Reply submissions on behalf of the Appellant

[14] In his reply submissions Mr Padarath focused on:

(a) page 59 of the Magistrate’s copy record (which was not available to me)

(b) the Appellant’s mother’s gift to the Appellant where no suspicion or doubt has been cast.

(c) In conclusion, submitting, (adverting to paragraph 15 of his written submissions) that; the error in the learned High Judge’s judgment is that he looked at the aspect of the point of entry by the Respondent on the land in question, given permission to so enter by the Appellant’s mother but had not addressed the Appellant’s right to have the Respondent evicted on the basis that the Appellant had become the rightful owner of the land and without his leave and licence the Respondent had no right to remain in possession of the land.
Determination


[15] Having heard the submissions made by Counsel for both parties, I have no hesitation in saying that, on the rival contentions advanced by them, this is a matter that cries for the granting of leave to appeal for the full Court to decide finally.


[16] Apart from and in addition to the issues/questions raised by respective Counsel, reading between the lines of the said issues and/or questions I, suo sponte, am driven to raise questions/ issues for the full Court to consider and for Counsel for the parties to address on which I pose thus:-


(1) the permission/invitation having been given by the Appellant’s mother (who was the initial holder in title of the land in question) as to whether upon her death, in any event, the said permission/invitation was extinguished upon her death?

(2) If so, was not the appellant as the successor in title to the said property of his mother entitled to have the Respondent evicted on notice subject only to whatever claims (interest) he might have had on equittable grounds to remain until compensation for improvements on the said land he might have effected, being a bona fide possessor (initially) but changing his character to a mala fide possessor upon being asked to vacate by the Appellant?

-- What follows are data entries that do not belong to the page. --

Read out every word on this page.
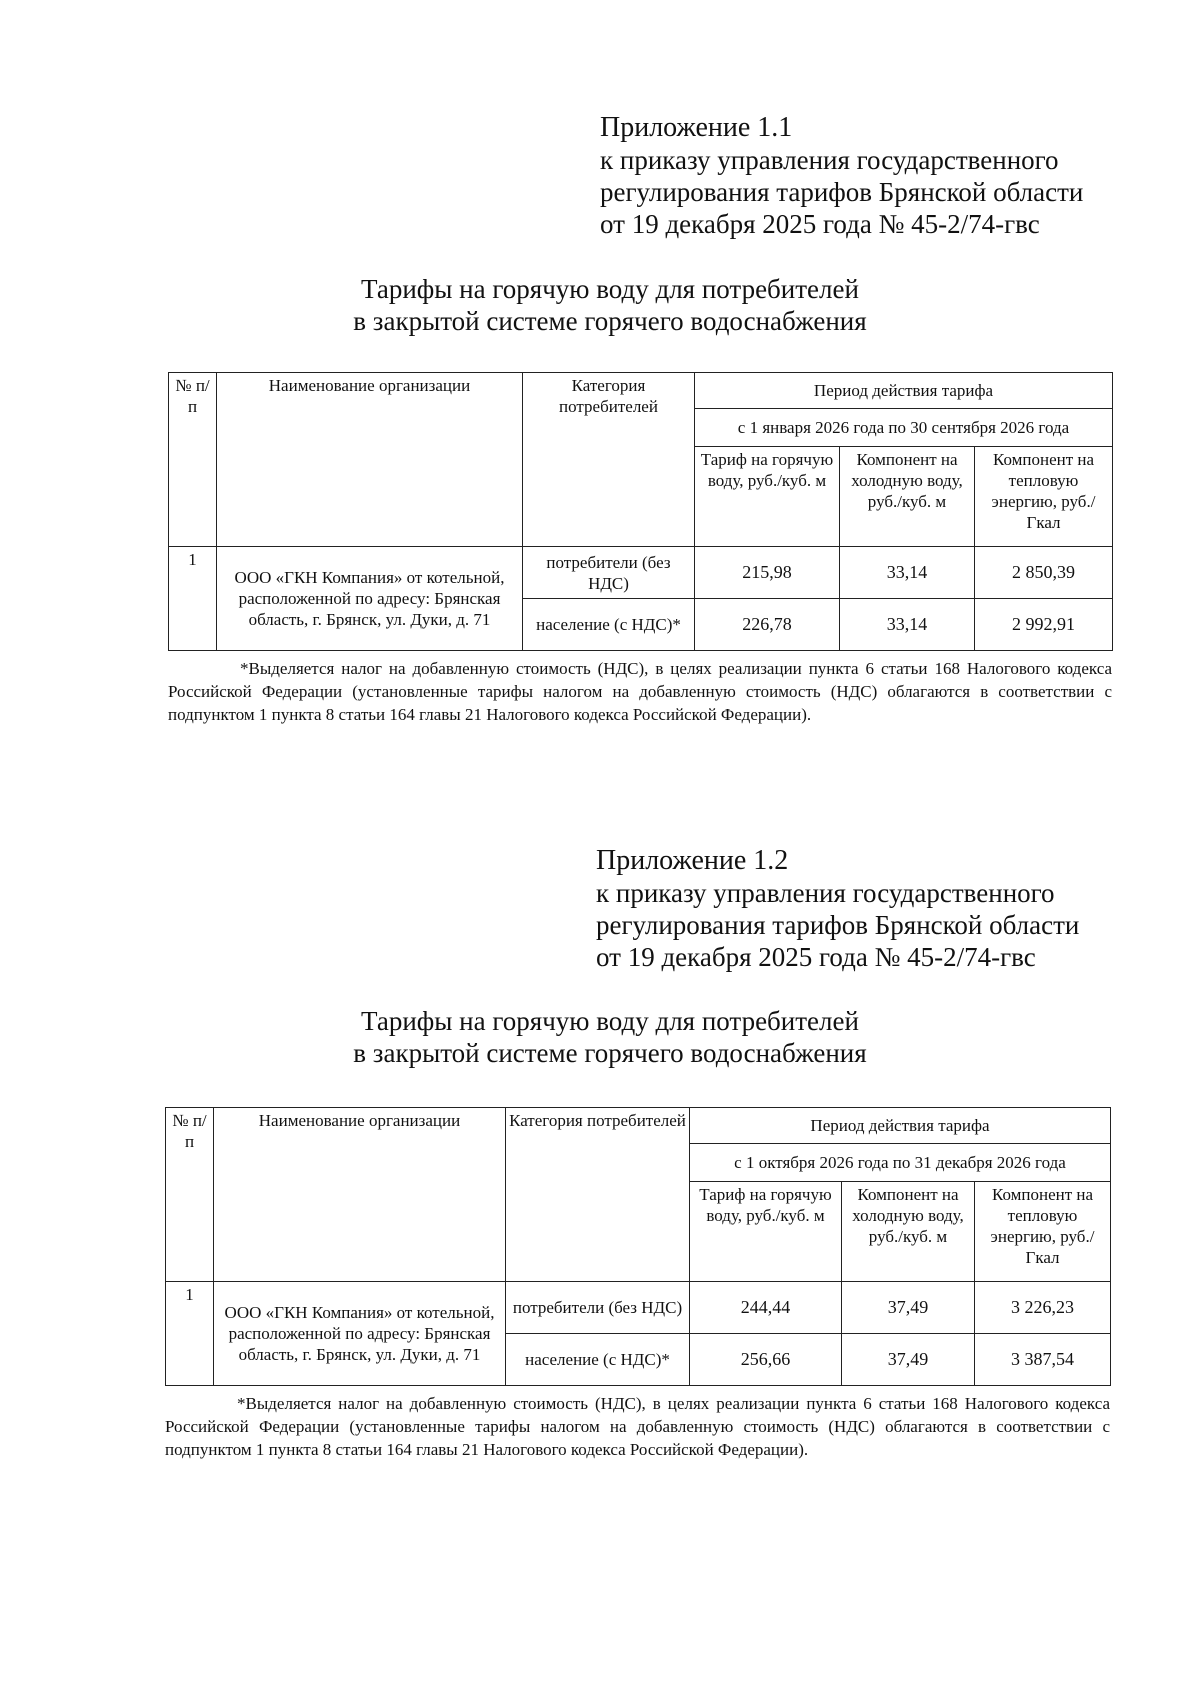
Приложение 1.1
к приказу управления государственного
регулирования тарифов Брянской области
от 19 декабря 2025 года № 45-2/74-гвс
Тарифы на горячую воду для потребителей
в закрытой системе горячего водоснабжения
№ п/п	Наименование организации	Категория потребителей	Период действия тарифа		
			с 1 января 2026 года по 30 сентября 2026 года		
			Тариф на горячую воду, руб./куб. м	Компонент на холодную воду, руб./куб. м	Компонент на тепловую энергию, руб./Гкал
1	ООО «ГКН Компания» от котельной, расположенной по адресу: Брянская область, г. Брянск, ул. Дуки, д. 71	потребители (без НДС)	215,98	33,14	2 850,39
		население (с НДС)*	226,78	33,14	2 992,91
*Выделяется налог на добавленную стоимость (НДС), в целях реализации пункта 6 статьи 168 Налогового кодекса Российской Федерации (установленные тарифы налогом на добавленную стоимость (НДС) облагаются в соответствии с подпунктом 1 пункта 8 статьи 164 главы 21 Налогового кодекса Российской Федерации).
Приложение 1.2
к приказу управления государственного
регулирования тарифов Брянской области
от 19 декабря 2025 года № 45-2/74-гвс
Тарифы на горячую воду для потребителей
в закрытой системе горячего водоснабжения
№ п/п	Наименование организации	Категория потребителей	Период действия тарифа		
			с 1 октября 2026 года по 31 декабря 2026 года		
			Тариф на горячую воду, руб./куб. м	Компонент на холодную воду, руб./куб. м	Компонент на тепловую энергию, руб./Гкал
1	ООО «ГКН Компания» от котельной, расположенной по адресу: Брянская область, г. Брянск, ул. Дуки, д. 71	потребители (без НДС)	244,44	37,49	3 226,23
		население (с НДС)*	256,66	37,49	3 387,54
*Выделяется налог на добавленную стоимость (НДС), в целях реализации пункта 6 статьи 168 Налогового кодекса Российской Федерации (установленные тарифы налогом на добавленную стоимость (НДС) облагаются в соответствии с подпунктом 1 пункта 8 статьи 164 главы 21 Налогового кодекса Российской Федерации).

[17] I dare say, while in my view the issue raised by me at paragraph (16) (1) is a legal issue constituting as it does a “Question of Law” in terms of Section 12(3) of the Court of Appeal Act (Cap 12) in so far as the question raised in paragraph (16) (2) above is concerned, it involves questions of fact and evidence, I direct the Registrar to make available to the full Court the entire proceedings of the Magistrate’s Court and the High Court as well.

Conclusion

[18] For the aforesaid reasons, while I grant leave to appeal against the impugned Judgment of the High Court, in so far as consequential steps flowing therefrom are concerned, the Appellant may advise himself on the steps he is obliged to take in terms of the applicable provisions of the law, Rules of Court and relevant Practice Directions.

[19] Before parting with this Ruling, I wish to place on Record the forensic effort made by Ms Singh who informed Court that this was her first appearance in the Court of Appeal the sentiments I expressed from the bench with which Mr Padarath also acknowledged.

Orders of Court

  1. Leave to Appeal and extension of time to Appeal is granted.
  2. Consequently, the Appellant is required to take steps to prosecute this Appeal as prescribed by law.
  3. Having given my mind to the rival contentions of Counsel for parties and the arguable issues raised I am not inclined to make any order for costs in this application.